Un Canada propre offre un aperçu de la façon dont les Canadiens devront ensemble bâtir un avenir plus propre, plus sain et plus abordable qu’ils seront fiers de léguer à leurs enfants, notamment grâce aux dix changements suivants :

La tarification de la pollution par le carbone partout au Canada afin que polluer ne soit plus gratuit

À compter de l’an prochain [2019], la pollution aura un coût, et ce, partout au Canada. D’un océan à l’autre, il y aura une tarification de la pollution par le carbone, qui est la cause de certains changements climatiques. La plupart des familles recevront un incitatif d’un montant supérieur à la somme payée. Par ailleurs, un supplément de 10 % est prévu pour les résidents des collectivités plus petites, rurales ou éloignées.

L’élimination progressive des centrales thermiques traditionnelles alimentées au charbon, et l’investissement dans les énergies renouvelables

La pollution causée par le charbon a de graves répercussions sur l’environnement, la santé et la population. Au Canada seulement, l’élimination de la production d’électricité à partir du charbon permettra de retrancher 12,8 millions de tonnes de pollution par le carbone d’ici 2030. Cette mesure aura des retombées positives à long terme sur les Canadiens en assainissant l’air que nous respirons, car selon les estimations, elle permettra de prévenir d’ici 2055 environ 260 décès prématurés, 40 000 crises d’asthme et 190 000 journées où la population éprouve des difficultés respiratoires.

• Le développement du transport en commun dans tout le pays

Le gouvernement du Canada aide les communautés à améliorer la mobilité de leurs résidents et à répondre à la demande croissante en matière de transport collectif à travers le financement de plus de 1000 projets de transports en commun dans les communautés à travers le pays. Le gouvernement compte également investir plus de 180 milliards de dollars sur 12 ans dans le transport en commun, les infrastructures vertes et sociales, les infrastructures de transport à l’appui du commerce ainsi que dans les collectivités rurales et nordiques du Canada.

• L’investissement dans l’amélioration de l’efficacité énergétique pour aider les familles et les entreprises à épargner de l’argent

Le Fonds du leadership pour une économie à faibles émissions de carbone du gouvernement du Canada fournit 1,4 milliard de dollars aux provinces et aux territoires qui ont adhéré au plan d’action sur la croissance propre et les changements climatiques du Canada, le Cadre pancanadien, afin qu’ils puissent concrétiser leurs engagements visant à lutter contre les changements climatiques, à stimuler la croissance économique, et à créer de bons emplois pour la classe moyenne.

• L’investissement dans des technologies canadiennes et des solutions propres

Technologies du développement durable Canada (TDDC) aide les entrepreneurs canadiens à mettre au point et à faire la démonstration de nouvelles technologies environnementales visant à résoudre les problèmes liés aux changements climatiques, à la qualité de l’air, et à la propreté de l’eau et des sols.
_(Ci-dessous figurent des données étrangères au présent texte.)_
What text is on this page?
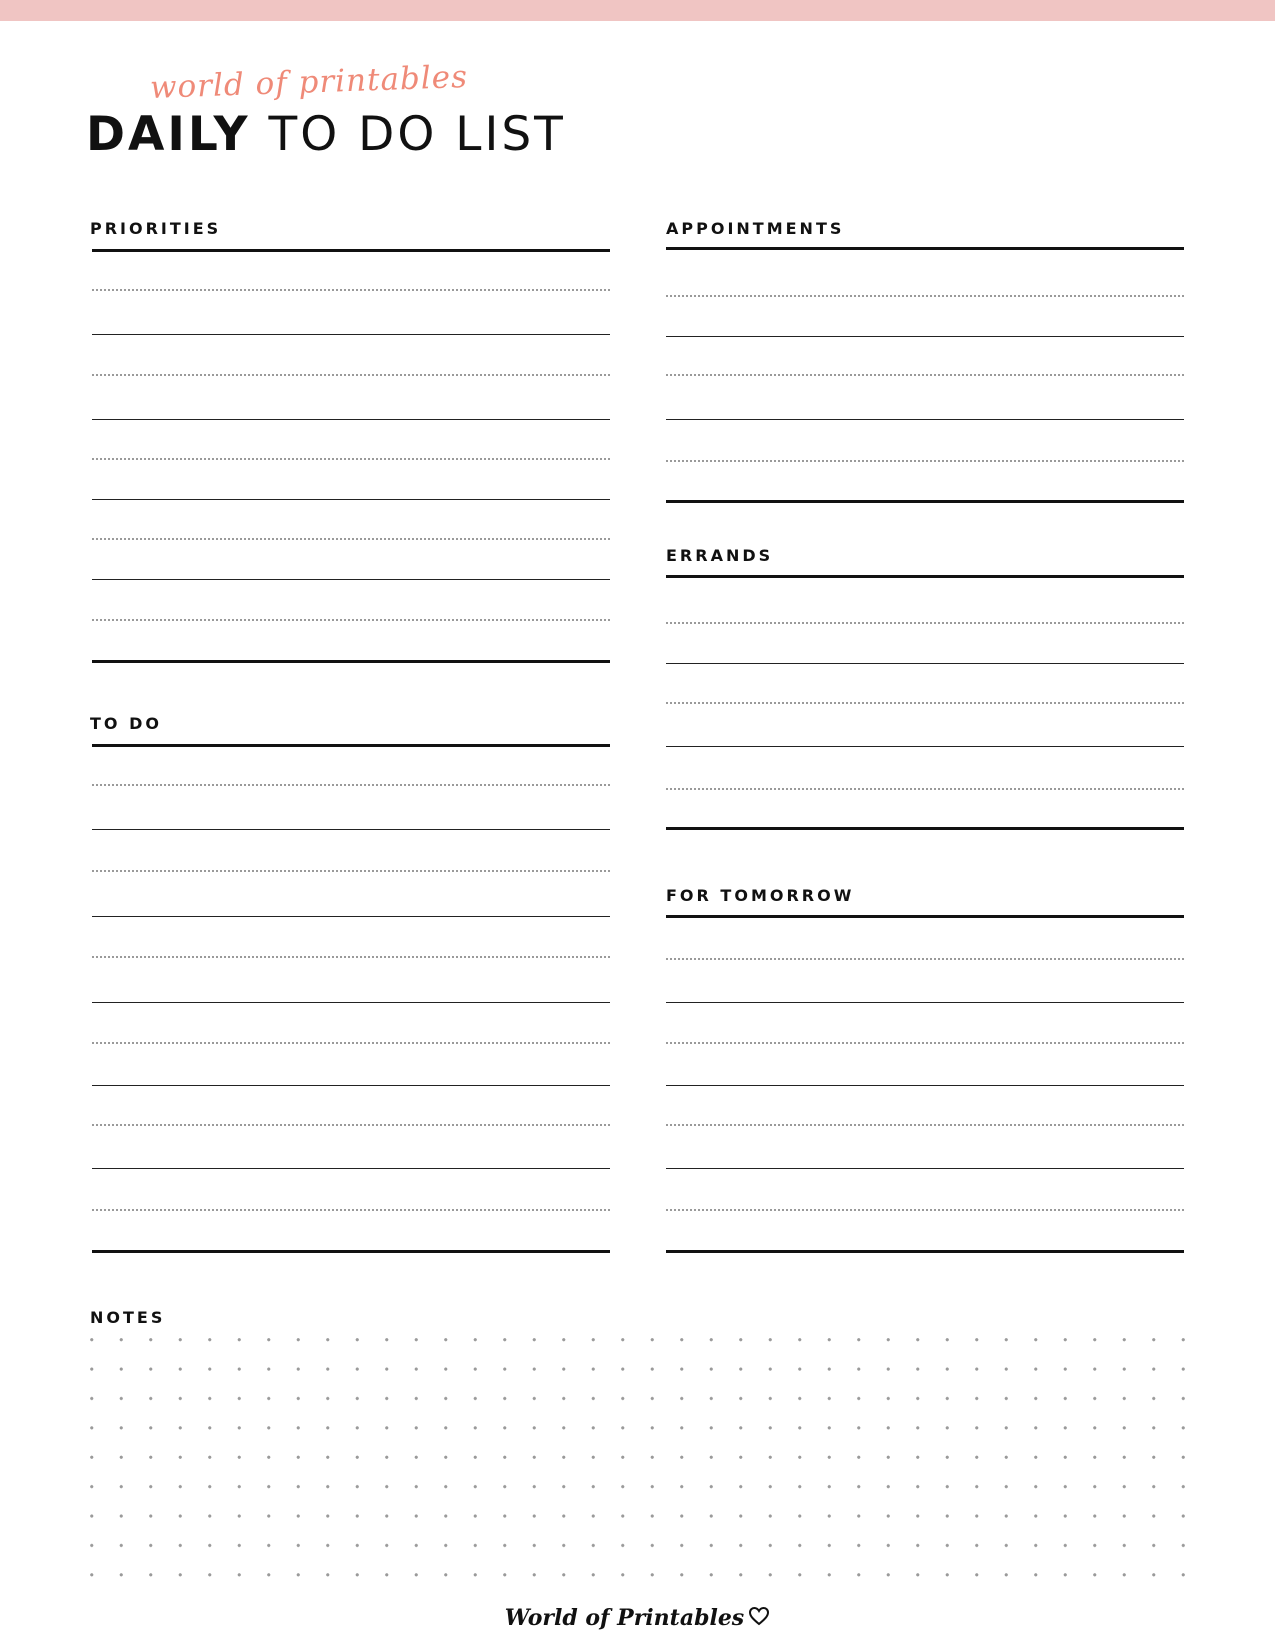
world of printables
DAILY TO DO LIST
PRIORITIES
TO DO
APPOINTMENTS
ERRANDS
FOR TOMORROW
NOTES
World of Printables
Le gouvernement a investi, par l’entremise du budget de 2017, plus de 2,3 milliards de dollars pour favoriser l’essor et l’expansion des entreprises de technologies propres.

• L’amélioration des codes et des normes du bâtiment de façon à ce que les maisons et immeubles consomment moins d’énergie

Les maisons et autres bâtiments produisent environ 17 % des émissions de gaz à effet de serre du Canada. Déterminé à opérer la transition vers une économie sobre en carbone, le gouvernement du Canada travaille avec les provinces, les territoires et l’industrie pour produire des codes de l’énergie, échanger des données, faire de la recherche-développement et transformer les marchés dans le secteur du bâtiment.
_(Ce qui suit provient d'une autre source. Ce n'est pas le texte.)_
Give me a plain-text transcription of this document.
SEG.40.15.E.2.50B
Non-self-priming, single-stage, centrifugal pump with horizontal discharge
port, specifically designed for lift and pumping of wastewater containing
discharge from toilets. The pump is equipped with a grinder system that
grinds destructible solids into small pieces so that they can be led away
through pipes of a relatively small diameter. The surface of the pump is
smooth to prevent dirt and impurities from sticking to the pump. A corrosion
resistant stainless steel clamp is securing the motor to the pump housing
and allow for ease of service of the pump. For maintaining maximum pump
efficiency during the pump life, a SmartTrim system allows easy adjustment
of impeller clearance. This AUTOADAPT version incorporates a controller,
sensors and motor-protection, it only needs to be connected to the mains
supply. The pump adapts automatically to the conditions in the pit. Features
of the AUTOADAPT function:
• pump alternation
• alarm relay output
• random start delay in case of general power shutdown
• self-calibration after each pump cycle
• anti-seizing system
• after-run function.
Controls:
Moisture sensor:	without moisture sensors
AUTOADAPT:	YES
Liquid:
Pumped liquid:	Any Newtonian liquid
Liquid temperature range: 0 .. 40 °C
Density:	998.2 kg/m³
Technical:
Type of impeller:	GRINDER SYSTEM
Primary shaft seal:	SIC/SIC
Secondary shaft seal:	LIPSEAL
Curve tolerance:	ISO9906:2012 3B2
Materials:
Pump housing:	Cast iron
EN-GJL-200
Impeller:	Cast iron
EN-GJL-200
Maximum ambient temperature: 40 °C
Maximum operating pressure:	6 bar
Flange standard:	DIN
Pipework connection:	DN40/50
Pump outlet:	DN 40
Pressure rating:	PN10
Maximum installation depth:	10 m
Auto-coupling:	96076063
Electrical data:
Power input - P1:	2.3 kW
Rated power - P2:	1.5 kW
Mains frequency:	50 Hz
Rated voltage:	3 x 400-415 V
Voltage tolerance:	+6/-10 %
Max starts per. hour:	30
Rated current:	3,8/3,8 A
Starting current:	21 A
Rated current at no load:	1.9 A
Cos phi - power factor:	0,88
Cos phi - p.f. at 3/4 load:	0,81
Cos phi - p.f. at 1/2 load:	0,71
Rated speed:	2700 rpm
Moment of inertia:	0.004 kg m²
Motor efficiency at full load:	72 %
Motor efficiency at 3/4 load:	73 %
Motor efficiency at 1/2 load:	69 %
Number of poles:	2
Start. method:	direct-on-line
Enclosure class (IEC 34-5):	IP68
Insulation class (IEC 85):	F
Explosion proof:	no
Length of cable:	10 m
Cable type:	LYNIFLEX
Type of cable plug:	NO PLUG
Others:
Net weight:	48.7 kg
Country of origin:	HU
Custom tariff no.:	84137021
• La mise au point de solutions plus propres pour remplacer le diesel dans les communautés éloignées

Au Canada, environ 200 collectivités et sites industriels éloignés dépendent du diesel pour l’électricité et le chauffage. Le gouvernement canadien s’emploie à réduire cette dépendance et à faciliter la transition vers les énergies renouvelables. Ainsi, 273 millions de dollars en financement direct sont prévus pour aider les collectivités éloignées à remplacer le diesel par des combustibles plus propres pour le chauffage et l’électricité.

• Le resserrement de certaines normes pour rendre les carburants moins polluants et diminuer les coûts pour faire rouler les voitures

La Stratégie canadienne des véhicules à Zéro-Émission sera bientôt rendue publique, afin d’avoir plus de véhicules propres sur les routes du pays. Depuis 2010, la réglementation pour voitures et camions apporte une plus grande efficacité. Des normes additionnelles sont en développement pour les véhicules hors route et les pneus permettant de réduire la consommation.

• Le doublement de la superficie de nature protégée

Le gouvernement du Canada s’est engagé à doubler la superficie de nature protégée sur terre et en mer, d’un océan à l’autre. Le Canada possède 20 % des réserves mondiales d’eau douce, 24 % des terres humides mondiales, 25 % de la superficie mondiale de forêt pluviale tempérée, 33 % des dernières forêts boréales de la planète et près d’un tiers de tous les puits de carbone terrestres. La somme de 500 millions de dollars a été investie dans le nouveau Fonds de la nature du Canada, afin de soutenir la protection et la conservation des écosystèmes, des paysages et de la biodiversité, y compris les espèces en péril. Les contributions versées par le Fonds de la nature du Canada devraient atteindre 1 milliard de dollars pour soutenir les mesures de conservation. Ces contributions aideront le Canada à atteindre son objectif de 2020 visant à protéger 17 % des terres et des eaux intérieures du Canada, à assurer la protection et le rétablissement des espèces en péril et à améliorer la biodiversité pour le bien de tous.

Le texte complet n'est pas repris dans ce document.